Monday, August 17, 2015

Deerfield Village, Amherst, Massachusettes.

August 16
Sunday

Headed back west across northern Massachusettes. Just realized looking at my calendar that Thur to Sat are the only days I can catch a SF Giants ball game near where I am. They are playing the Pirates in Pittsburg and I intend to be there.  It will put me near Indiana for my high school reunion in Sept and near Chicago where I will see Bob's cousin who was out of town when I was there last.

Headed to Rowley to a DDD diner but it was too early for lunch and I had a breakfast of blueberries so went on to Newburyport, a small village full of quaintness.
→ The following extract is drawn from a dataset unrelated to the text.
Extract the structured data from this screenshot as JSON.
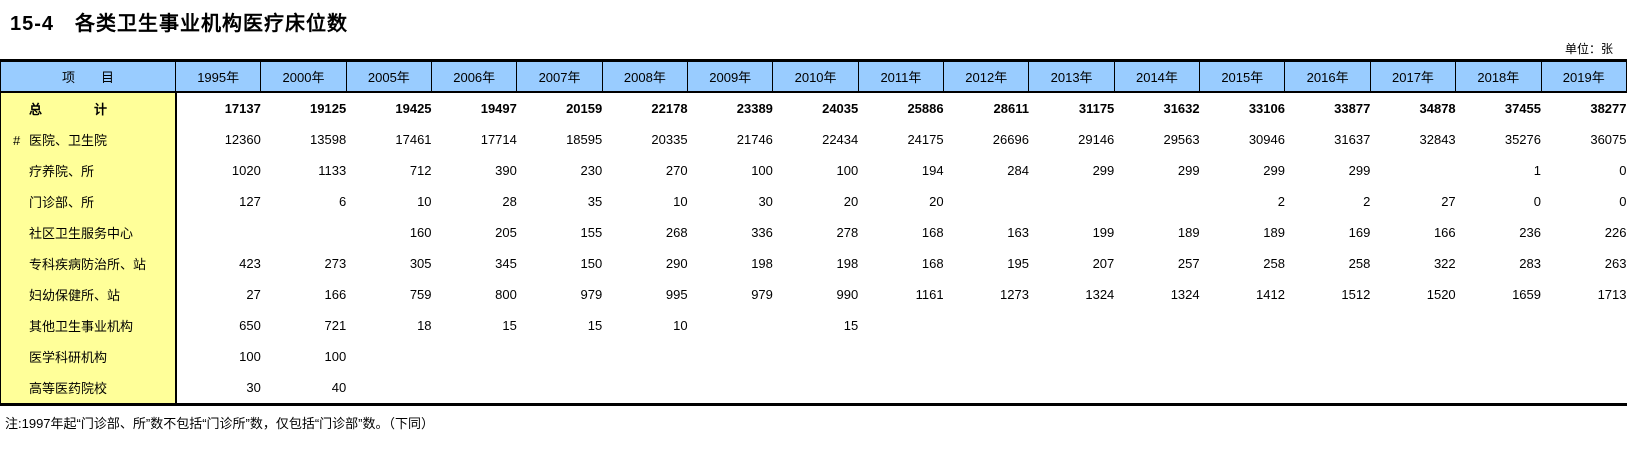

Then to Andover, established in 1642.


This guy enjoying the sun on his front porch seems to be nude, but alas, no.

I stopped, not because of that, but because it looked like he was in competition with his neighbor for the best front yard flower garden.

Apparently they must also be careful of water usage here like California.
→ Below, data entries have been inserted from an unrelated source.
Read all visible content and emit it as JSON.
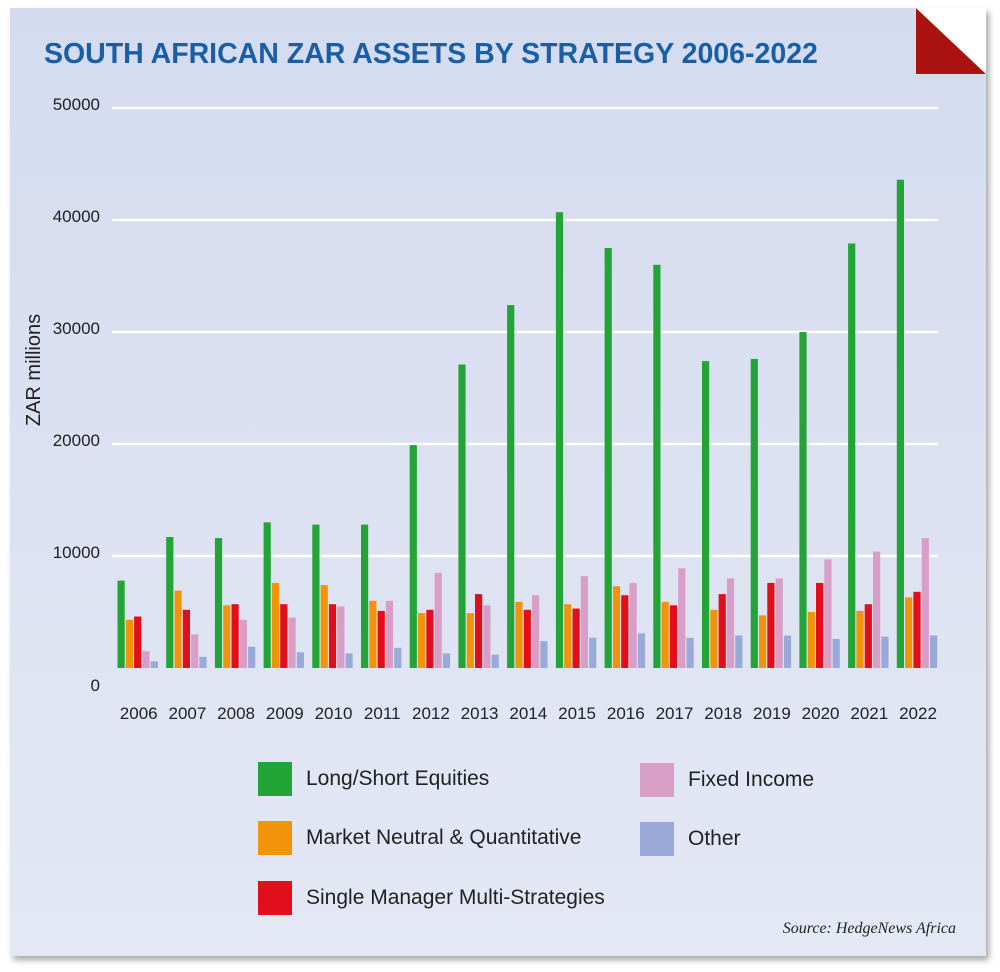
{
  "chart_data": {
    "type": "bar",
    "title": "SOUTH AFRICAN ZAR ASSETS BY STRATEGY 2006-2022",
    "ylabel": "ZAR millions",
    "xlabel": "",
    "ylim": [
      0,
      50000
    ],
    "yticks": [
      "0",
      "10000",
      "20000",
      "30000",
      "40000",
      "50000"
    ],
    "grid": true,
    "legend_position": "bottom",
    "categories": [
      "2006",
      "2007",
      "2008",
      "2009",
      "2010",
      "2011",
      "2012",
      "2013",
      "2014",
      "2015",
      "2016",
      "2017",
      "2018",
      "2019",
      "2020",
      "2021",
      "2022"
    ],
    "series": [
      {
        "name": "Long/Short Equities",
        "color": "#23a436",
        "values": [
          7800,
          11700,
          11600,
          13000,
          12800,
          12800,
          19900,
          27100,
          32400,
          40700,
          37500,
          36000,
          27400,
          27600,
          30000,
          37900,
          43600
        ]
      },
      {
        "name": "Market Neutral & Quantitative",
        "color": "#f2930c",
        "values": [
          4300,
          6900,
          5600,
          7600,
          7400,
          6000,
          4900,
          4900,
          5900,
          5700,
          7300,
          5900,
          5200,
          4700,
          5000,
          5100,
          6300
        ]
      },
      {
        "name": "Single Manager Multi-Strategies",
        "color": "#e30e1b",
        "values": [
          4600,
          5200,
          5700,
          5700,
          5700,
          5100,
          5200,
          6600,
          5200,
          5300,
          6500,
          5600,
          6600,
          7600,
          7600,
          5700,
          6800
        ]
      },
      {
        "name": "Fixed Income",
        "color": "#d99ec8",
        "values": [
          1500,
          3000,
          4300,
          4500,
          5500,
          6000,
          8500,
          5600,
          6500,
          8200,
          7600,
          8900,
          8000,
          8000,
          9700,
          10400,
          11600
        ]
      },
      {
        "name": "Other",
        "color": "#9aaad8",
        "values": [
          600,
          1000,
          1900,
          1400,
          1300,
          1800,
          1300,
          1200,
          2400,
          2700,
          3100,
          2700,
          2900,
          2900,
          2600,
          2800,
          2900
        ]
      }
    ],
    "source": "Source: HedgeNews Africa"
  }
}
The neighbor's flower garden.



Ipswich, est. 1633, population 13,000

Nearly every home in this mostly historic district village had a date marker near the door.
 





This one is 1725.
Almost 300 years old!

It's not a lot by European standards, but  for progressive America I'm constantly amazed that these lovely old places haven't been torn down for something new.



Ipswich




Next to Deerfield Village, a place the Keno brothers on Antiques Roadshow talk about


.
On the way stopped at a farm stand for some vegs and a good corn cheese and tomato pie.













Deerfield Village in the Connecticut River Valley of western Mass. has been a working village since 1650.
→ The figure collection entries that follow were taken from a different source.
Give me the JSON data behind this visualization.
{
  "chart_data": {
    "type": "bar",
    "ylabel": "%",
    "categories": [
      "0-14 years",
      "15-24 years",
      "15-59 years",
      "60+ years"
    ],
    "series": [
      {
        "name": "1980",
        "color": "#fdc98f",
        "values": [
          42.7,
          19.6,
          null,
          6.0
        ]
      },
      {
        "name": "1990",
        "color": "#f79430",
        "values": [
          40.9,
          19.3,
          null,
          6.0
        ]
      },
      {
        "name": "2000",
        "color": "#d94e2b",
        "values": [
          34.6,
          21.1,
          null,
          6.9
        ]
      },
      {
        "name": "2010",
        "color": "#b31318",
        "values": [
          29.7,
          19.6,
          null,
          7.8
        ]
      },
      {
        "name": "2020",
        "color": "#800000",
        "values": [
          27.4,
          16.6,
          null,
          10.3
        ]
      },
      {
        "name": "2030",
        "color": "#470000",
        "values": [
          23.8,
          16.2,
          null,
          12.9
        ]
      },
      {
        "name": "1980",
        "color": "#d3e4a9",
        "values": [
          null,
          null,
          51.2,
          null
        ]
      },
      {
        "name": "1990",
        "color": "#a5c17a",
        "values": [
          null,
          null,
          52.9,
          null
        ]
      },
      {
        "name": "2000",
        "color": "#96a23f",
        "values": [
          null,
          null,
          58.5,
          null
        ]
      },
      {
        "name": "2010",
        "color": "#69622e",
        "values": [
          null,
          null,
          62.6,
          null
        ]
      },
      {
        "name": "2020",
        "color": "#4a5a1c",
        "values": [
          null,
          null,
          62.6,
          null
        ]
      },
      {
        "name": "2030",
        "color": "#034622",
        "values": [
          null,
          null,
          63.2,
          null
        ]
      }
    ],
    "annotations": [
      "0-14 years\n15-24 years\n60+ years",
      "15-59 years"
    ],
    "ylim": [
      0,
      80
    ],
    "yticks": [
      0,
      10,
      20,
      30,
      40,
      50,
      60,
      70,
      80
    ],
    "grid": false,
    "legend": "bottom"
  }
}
Known for its mile long main street, the entire town is a National Historic Landmark with many homes open for tour, either self guided or by docents.
I bought the $14 ticket and spent the rest of the afternoon.








I was surprised by the authentic colors on some of the homes.
It seems that as the owners became more prosperous and paint became more available they did what we do today, update.





Salmon pink?  Really?













I still prefer the old rustic look when they were poor.











There is even an old tavern, the Barnard, which unfortunately wasn't open.  Well, it was Sunday.  Besides, it's a museum now and shares the building with the Frary House.







This entire village is not a re-creation like Williamsburg, but is full of homes that were actually built where they stand by local farmers and businessmen of the day.
Deerfield was saved by wealthy patrons, a New York City couple whose son attended nearby Deerfield Academy. They saw the town begin to change with places being renovated away from their original roots, so began buying up property to save them and eventually owned most of the town.  Then they filled the homes with either original furnishings or their collections of American antiques.
Its charming avenue is lined with elm and maples, utility lines have been buried, and traffic rerouted and old street lamps installed.
In Old Deerfield, the way it was is still more or less the way it is. I came away besotted.


It was  4pm and down the road only 8 miles was Amherst and The Homestead, Emily Dickinson's home. I had time for one last tour. U Mass is there in Amherst as well.
Emily's grandfather, I believe, was instrumental in its founding. So many tours, so much information...

Learned details of Emily's life I had forgotten, like the fact she was very social until about age 25 when she began to be reclusive to the point of hiding in the basement to avoid going to church with the family.  This of course left her a lot of time to wear only white and write those 2000 poems she is know for. That was what was saved because they had been sent to friends and family. Most of the poems she wrote about life, love, nature, and eternity were burned by her sister upon her request after she died. They used to do that then. Writing was considered too personal to be shared.  I've never forgiven Thomas Jefferson for burning his wife's journal.  And that was before the whole Sally Hemmings thing, so that couldn't have been the issue.
 Only a few of Emily's poems were ever published in her lifetime.

Today has been full of just what I had hoped this trip would be.



2 comments:

  1. More head nodding, smiling, wondering what's next...

    ReplyDelete
  2. My favorite Dickinson quote: "unable are the loved to die, for love is immortality."